Colomb K, Mizrahi S, Downes T, Hayes D H, Hussey J L, Boudreaux J P
Department of Surgery, Ochsner Clinic, New Orleans, LA 70121.
Transpl Int. 1993 May;6(3):158-60. doi: 10.1007/BF00336360.
Situs inversus has been considered an absolute contraindication to liver transplantation due to technical difficulties. Associated vascular malformation and distorted anatomy may make the procedure even more complicated or impossible. Only three cases of patients with abdominal situs inversus who underwent successful liver transplantation have been reported in the English literature.
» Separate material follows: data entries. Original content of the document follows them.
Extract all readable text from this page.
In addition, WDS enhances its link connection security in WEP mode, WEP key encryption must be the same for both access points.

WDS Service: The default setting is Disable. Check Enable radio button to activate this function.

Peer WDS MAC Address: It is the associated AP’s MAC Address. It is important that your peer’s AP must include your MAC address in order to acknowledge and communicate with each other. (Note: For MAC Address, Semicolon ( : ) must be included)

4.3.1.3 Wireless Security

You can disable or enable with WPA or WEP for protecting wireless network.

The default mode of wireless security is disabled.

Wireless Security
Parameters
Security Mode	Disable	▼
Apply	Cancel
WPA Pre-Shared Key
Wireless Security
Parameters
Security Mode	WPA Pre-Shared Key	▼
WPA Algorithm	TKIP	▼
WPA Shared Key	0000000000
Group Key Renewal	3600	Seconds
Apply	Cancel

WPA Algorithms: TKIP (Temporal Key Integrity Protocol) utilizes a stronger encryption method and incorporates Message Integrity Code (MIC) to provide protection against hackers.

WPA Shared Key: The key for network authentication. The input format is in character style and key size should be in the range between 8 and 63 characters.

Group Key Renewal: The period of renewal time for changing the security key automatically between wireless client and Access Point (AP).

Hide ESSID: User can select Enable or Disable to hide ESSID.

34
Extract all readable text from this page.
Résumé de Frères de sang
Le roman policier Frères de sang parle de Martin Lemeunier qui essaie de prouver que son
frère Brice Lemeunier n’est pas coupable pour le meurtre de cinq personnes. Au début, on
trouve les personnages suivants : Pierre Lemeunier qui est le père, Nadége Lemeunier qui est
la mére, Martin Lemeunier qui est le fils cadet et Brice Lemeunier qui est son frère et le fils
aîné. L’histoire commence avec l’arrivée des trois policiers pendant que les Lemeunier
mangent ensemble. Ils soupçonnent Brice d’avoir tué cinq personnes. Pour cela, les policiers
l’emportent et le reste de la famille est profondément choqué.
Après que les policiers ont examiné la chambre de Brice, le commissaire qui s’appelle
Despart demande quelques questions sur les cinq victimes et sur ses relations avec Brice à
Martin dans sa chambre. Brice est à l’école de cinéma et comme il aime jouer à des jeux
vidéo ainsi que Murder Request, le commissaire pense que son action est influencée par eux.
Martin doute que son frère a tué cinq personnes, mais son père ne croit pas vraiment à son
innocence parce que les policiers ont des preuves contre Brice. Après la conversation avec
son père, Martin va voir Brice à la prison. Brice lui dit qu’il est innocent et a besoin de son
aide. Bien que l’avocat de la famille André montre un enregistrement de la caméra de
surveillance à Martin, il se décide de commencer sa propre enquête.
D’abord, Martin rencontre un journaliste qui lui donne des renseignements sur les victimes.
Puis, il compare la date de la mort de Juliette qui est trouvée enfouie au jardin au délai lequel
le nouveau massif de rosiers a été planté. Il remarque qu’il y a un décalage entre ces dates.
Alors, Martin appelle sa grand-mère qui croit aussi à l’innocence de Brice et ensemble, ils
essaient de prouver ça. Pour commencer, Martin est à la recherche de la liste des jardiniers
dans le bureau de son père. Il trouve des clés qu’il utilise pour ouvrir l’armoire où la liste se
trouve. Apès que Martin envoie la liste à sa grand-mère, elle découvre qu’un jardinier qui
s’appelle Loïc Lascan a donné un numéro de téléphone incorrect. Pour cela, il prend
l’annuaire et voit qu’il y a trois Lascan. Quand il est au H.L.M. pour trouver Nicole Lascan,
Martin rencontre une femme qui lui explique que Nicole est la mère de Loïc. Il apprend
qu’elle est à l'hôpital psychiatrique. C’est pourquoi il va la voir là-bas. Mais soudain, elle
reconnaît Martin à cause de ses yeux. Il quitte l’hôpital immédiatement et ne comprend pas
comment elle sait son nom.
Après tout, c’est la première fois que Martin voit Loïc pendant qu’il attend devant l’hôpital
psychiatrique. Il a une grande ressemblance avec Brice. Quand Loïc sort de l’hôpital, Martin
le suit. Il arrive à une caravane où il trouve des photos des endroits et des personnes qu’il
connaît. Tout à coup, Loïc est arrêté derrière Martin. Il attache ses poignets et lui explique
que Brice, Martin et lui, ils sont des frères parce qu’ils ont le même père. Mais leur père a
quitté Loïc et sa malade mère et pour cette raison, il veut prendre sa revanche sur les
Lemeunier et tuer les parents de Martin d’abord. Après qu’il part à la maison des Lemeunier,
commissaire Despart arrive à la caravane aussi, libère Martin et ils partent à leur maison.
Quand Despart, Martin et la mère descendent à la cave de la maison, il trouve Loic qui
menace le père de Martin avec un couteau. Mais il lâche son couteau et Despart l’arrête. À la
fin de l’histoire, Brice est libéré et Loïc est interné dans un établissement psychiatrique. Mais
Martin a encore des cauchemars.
We describe two additional patients with situs inversus who suffered from biliary atresia and underwent successful liver transplantation. The preoperative evaluation and the operative procedure are presented, and technical difficulties are discussed. Since biliary atresia is associated with polysplenia syndrome, including vascular malformation and visceral malposition, we suggest that each case be extensively evaluated preoperatively to determine the size requirement for the donor liver and the feasibility of reconstruction.
由于技术困难,内脏反位一直被认为是肝移植的绝对禁忌证。相关的血管畸形和解剖结构扭曲可能使手术更加复杂甚至无法进行。英文文献中仅报道了3例内脏反位患者成功进行肝移植的病例。我们描述了另外2例患有胆道闭锁的内脏反位患者,他们成功接受了肝移植。介绍了术前评估和手术过程,并讨论了技术难点。由于胆道闭锁与多脾综合征相关,包括血管畸形和内脏异位,我们建议对每例患者进行广泛的术前评估,以确定供肝的大小要求和重建的可行性。